Now the bottleneck seems to be the full-text search. Is it really that slow? The table has just 5 million rows, and the tsv (which has type TSVECTOR) is indexed by the following index:

CREATE INDEX IF NOT EXISTS instagram_textsearch_index_1000
    ON instagram.profiles_1000 USING GIN(tsv);

EDIT 2 I realized that I can write a leaner query if I only process the profiles that match the search (which are always 50 at most). Using this query:

select p.*, categories
from
    (select id
    from instagram.profiles_1000, plainto_tsquery('arts') as q
    where q @@ tsv and followers is not null and followers > 0
    order by (followers, -id) desc
    limit 50) as ids
inner join instagram.profiles_1000 as p on
    p.id = ids.id
left outer join instagram.profile_categories_agg as c on
    c.username = p.username;

I am able to obtain this result:
https://explain.depesz.com/s/OvG

Which puts the search at ~3 seconds. It would be nicer to reach 1 second at least though.

Best Answer

If you want improve further on the timing, your best bet might be to abandon use of the FTS index, at least for cases where the @@ match criteria returns a lot of results.

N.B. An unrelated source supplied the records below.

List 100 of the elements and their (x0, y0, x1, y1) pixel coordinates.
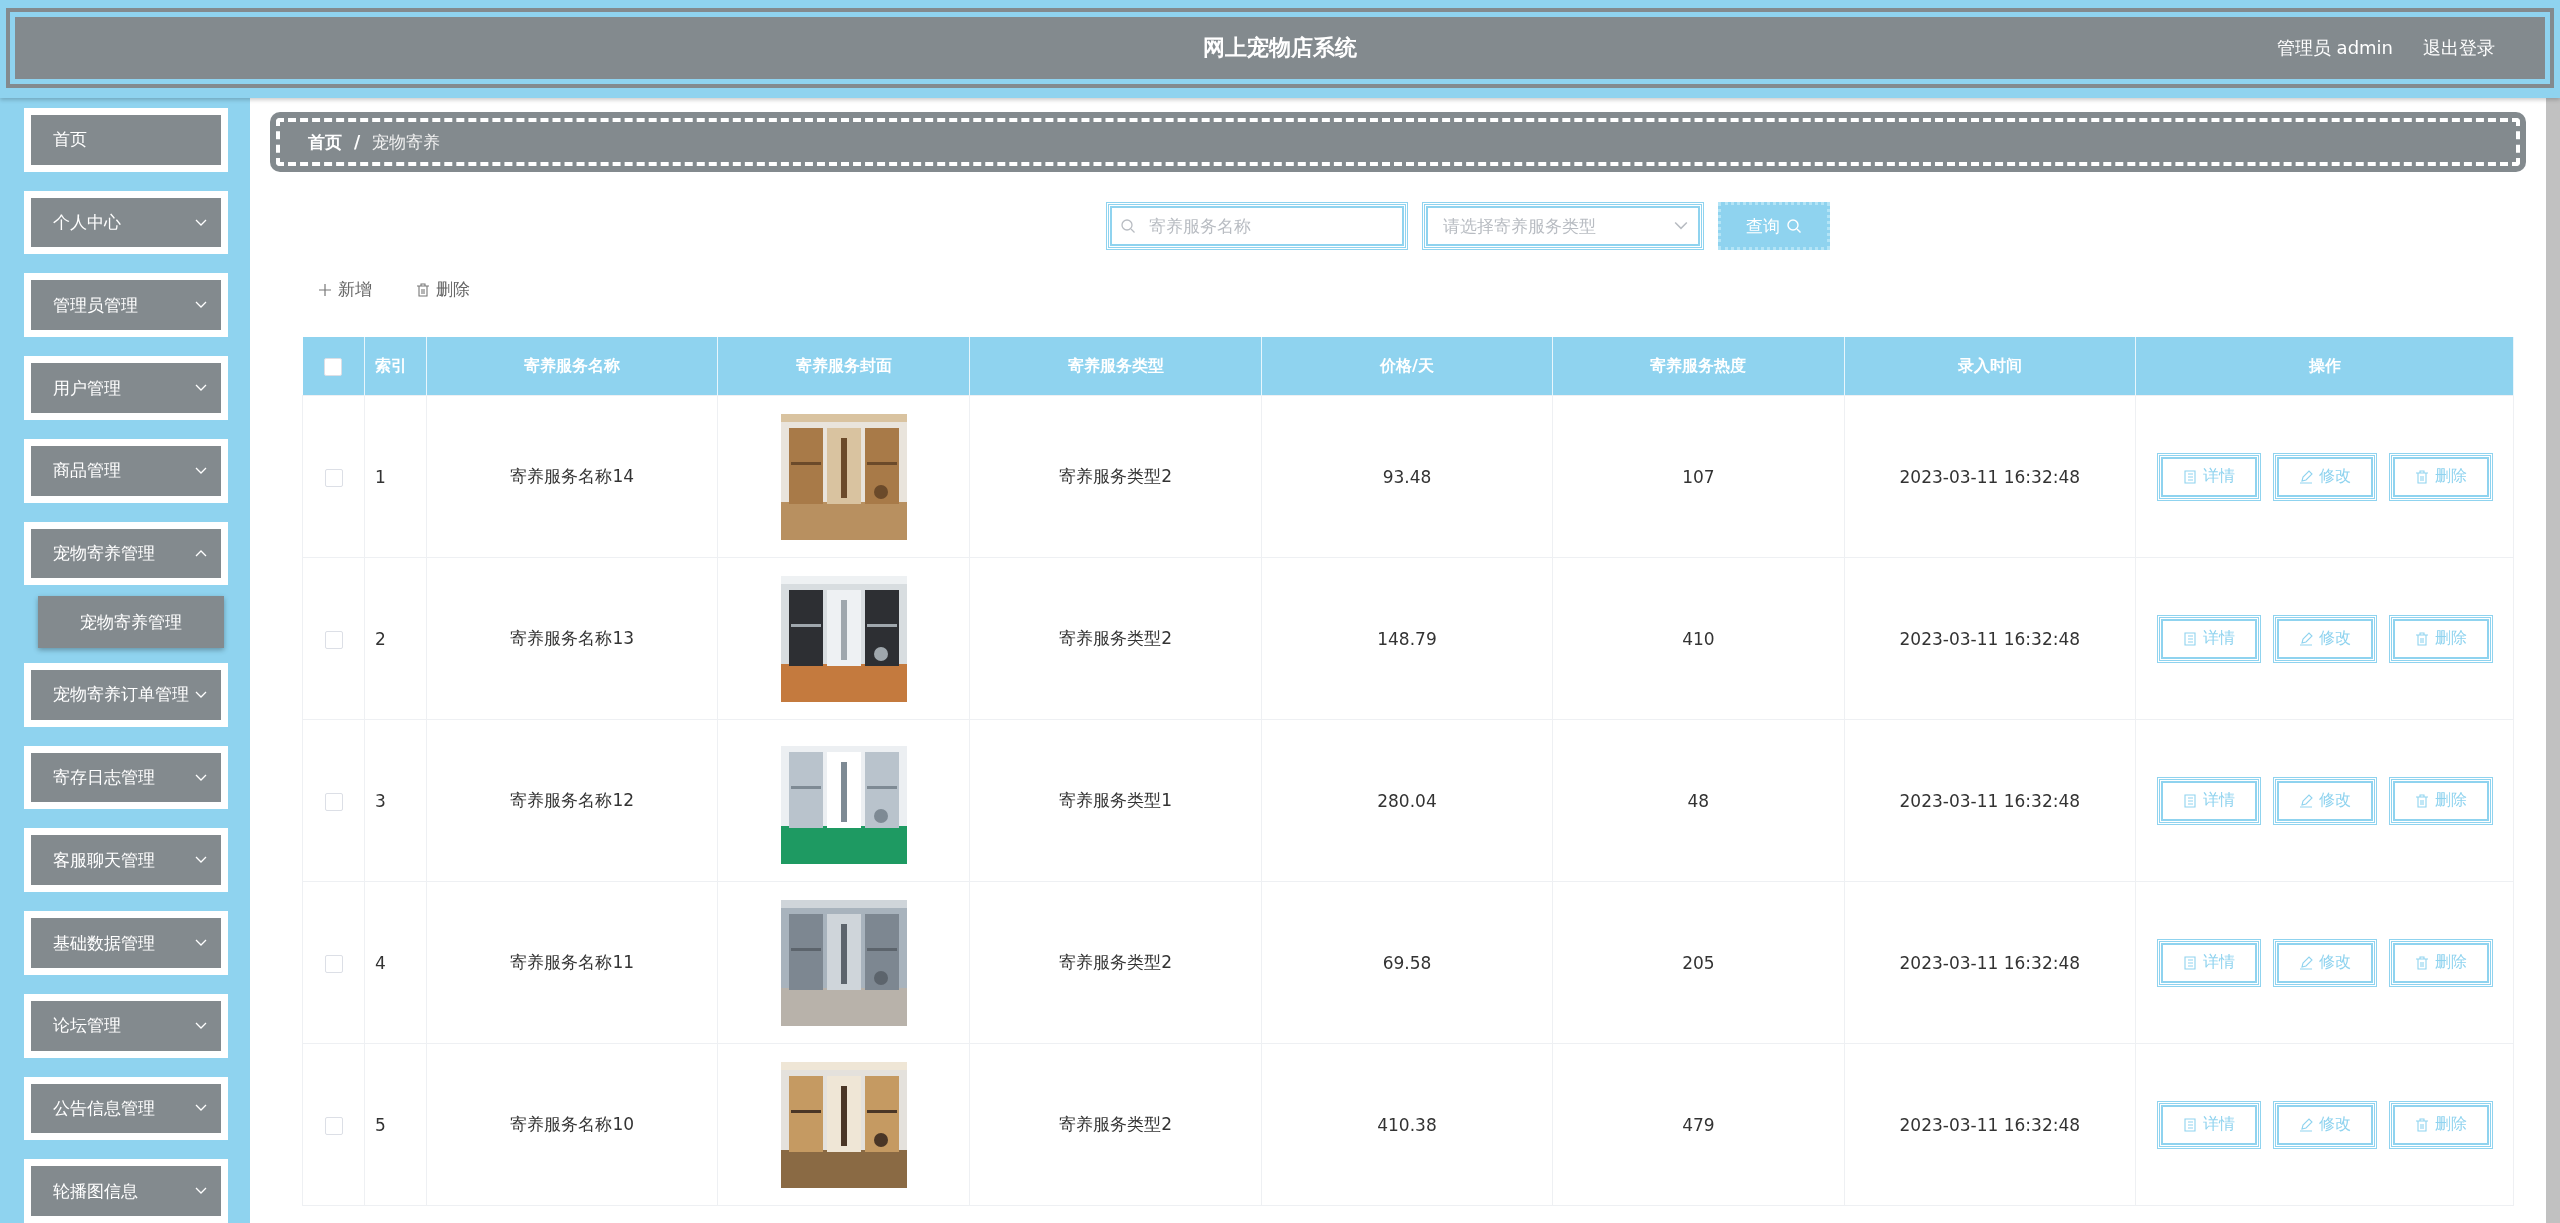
table-cell: 2023-03-11 16:32:48 (1844, 719, 2136, 882)
menu-item[interactable]: 商品管理 (24, 438, 228, 503)
chevron-icon (195, 549, 207, 558)
menu-item[interactable]: 寄存日志管理 (24, 745, 228, 810)
scrollbar[interactable] (2546, 98, 2560, 1223)
table-cell: 2023-03-11 16:32:48 (1844, 881, 2136, 1044)
table-cell: 280.04 (1261, 719, 1553, 882)
column-header: 录入时间 (1844, 337, 2136, 396)
menu-item[interactable]: 首页 (24, 108, 228, 172)
column-header: 价格/天 (1261, 337, 1553, 396)
chevron-icon (195, 1104, 207, 1113)
table-cell: 寄养服务名称14 (426, 395, 718, 558)
search-field[interactable]: 寄养服务名称 (1106, 202, 1408, 250)
table-cell: 3 (364, 719, 427, 882)
breadcrumb-separator: / (354, 132, 361, 152)
table-cell: 2023-03-11 16:32:48 (1844, 1043, 2136, 1206)
table-cell: 寄养服务类型1 (969, 719, 1262, 882)
column-header: 操作 (2135, 337, 2514, 396)
table-cell: 107 (1552, 395, 1845, 558)
table-cell: 寄养服务类型2 (969, 557, 1262, 720)
row-checkbox[interactable] (324, 468, 343, 487)
column-header: 寄养服务名称 (426, 337, 718, 396)
document-icon (2182, 1117, 2197, 1132)
table-cell: 48 (1552, 719, 1845, 882)
chevron-icon (195, 856, 207, 865)
menu-item[interactable]: 个人中心 (24, 190, 228, 255)
column-header: 寄养服务热度 (1552, 337, 1845, 396)
column-header: 寄养服务类型 (969, 337, 1262, 396)
menu-item[interactable]: 公告信息管理 (24, 1076, 228, 1141)
table-cell: 205 (1552, 881, 1845, 1044)
breadcrumb-link[interactable]: 宠物寄养 (372, 130, 441, 154)
caret-icon (1674, 221, 1688, 231)
menu-item[interactable]: 基础数据管理 (24, 911, 228, 975)
chevron-icon (195, 773, 207, 782)
table-cell: 寄养服务类型2 (969, 1043, 1262, 1206)
pencil-icon (2298, 469, 2313, 484)
column-header: 索引 (364, 337, 427, 396)
trash-icon (2414, 793, 2429, 808)
trash-icon (2414, 955, 2429, 970)
menu-item[interactable]: 论坛管理 (24, 993, 228, 1058)
row-checkbox[interactable] (324, 630, 343, 649)
column-header: 寄养服务封面 (717, 337, 970, 396)
chevron-icon (195, 466, 207, 475)
document-icon (2182, 793, 2197, 808)
trash-icon (416, 282, 430, 297)
pencil-icon (2298, 793, 2313, 808)
menu-item[interactable]: 客服聊天管理 (24, 828, 228, 893)
table-cell: 寄养服务名称13 (426, 557, 718, 720)
trash-icon (2414, 469, 2429, 484)
row-checkbox[interactable] (324, 792, 343, 811)
table-cell: 寄养服务名称11 (426, 881, 718, 1044)
select-all-checkbox[interactable] (324, 357, 343, 376)
row-checkbox[interactable] (324, 1116, 343, 1135)
pencil-icon (2298, 955, 2313, 970)
table-cell: 4 (364, 881, 427, 1044)
table-cell: 410.38 (1261, 1043, 1553, 1206)
chevron-icon (195, 939, 207, 948)
pencil-icon (2298, 631, 2313, 646)
table-cell: 5 (364, 1043, 427, 1206)
table-cell: 93.48 (1261, 395, 1553, 558)
chevron-icon (195, 384, 207, 392)
chevron-icon (195, 218, 207, 227)
chevron-icon (195, 690, 207, 699)
type-select[interactable]: 请选择寄养服务类型 (1422, 202, 1704, 250)
search-icon (1120, 218, 1136, 234)
add-button[interactable]: 新增 (318, 278, 372, 301)
logout-link[interactable]: 退出登录 (2423, 36, 2495, 60)
row-checkbox[interactable] (324, 954, 343, 973)
document-icon (2182, 631, 2197, 646)
app-title: 网上宠物店系统 (1203, 34, 1357, 62)
table-cell: 1 (364, 395, 427, 558)
trash-icon (2414, 631, 2429, 646)
table-cell: 410 (1552, 557, 1845, 720)
chevron-icon (195, 1187, 207, 1196)
menu-item[interactable]: 宠物寄养管理 (24, 521, 228, 586)
table-cell: 寄养服务名称12 (426, 719, 718, 882)
search-icon (1786, 218, 1802, 234)
plus-icon (318, 282, 332, 297)
document-icon (2182, 955, 2197, 970)
menu-item[interactable]: 管理员管理 (24, 273, 228, 338)
table-cell: 2023-03-11 16:32:48 (1844, 395, 2136, 558)
menu-item[interactable]: 宠物寄养订单管理 (24, 663, 228, 727)
pencil-icon (2298, 1117, 2313, 1132)
trash-icon (2414, 1117, 2429, 1132)
user-label: 管理员 admin (2276, 36, 2393, 60)
menu-item[interactable]: 轮播图信息 (24, 1159, 228, 1223)
table-cell: 寄养服务类型2 (969, 881, 1262, 1044)
menu-item[interactable]: 用户管理 (24, 356, 228, 420)
submenu-item[interactable]: 宠物寄养管理 (38, 596, 224, 648)
table-cell: 479 (1552, 1043, 1845, 1206)
table-cell: 寄养服务名称10 (426, 1043, 718, 1206)
document-icon (2182, 469, 2197, 484)
delete-button[interactable]: 删除 (416, 278, 470, 301)
table-cell: 69.58 (1261, 881, 1553, 1044)
table-cell: 寄养服务类型2 (969, 395, 1262, 558)
chevron-icon (195, 301, 207, 310)
chevron-icon (195, 1021, 207, 1030)
breadcrumb-link[interactable]: 首页 (308, 130, 342, 154)
table-cell: 148.79 (1261, 557, 1553, 720)
table-cell: 2 (364, 557, 427, 720)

First you would have to change your ORDER BY from order by (followers, -id) desc to order by followers desc, id. This version is semantically equivalent (except perhaps in how it handles NULL values) but it does not go through the step of having to package up the two columns into a pseudo-row and then sorting those row values. It sorts on the column values directly. This direct sorting is much faster, but more importantly it opens up the possibility to use an index, rather than a sort, to fulfill the ORDER BY.

Then if you create an index on (followers desc, id), your query can step through that index looking for rows that satisfy the @@ condition, stopping once it finds 50 of them. Doing it this way could be much faster than pulling out over 100,000 rows that are @@ matches and sorting them to pull out the top 50.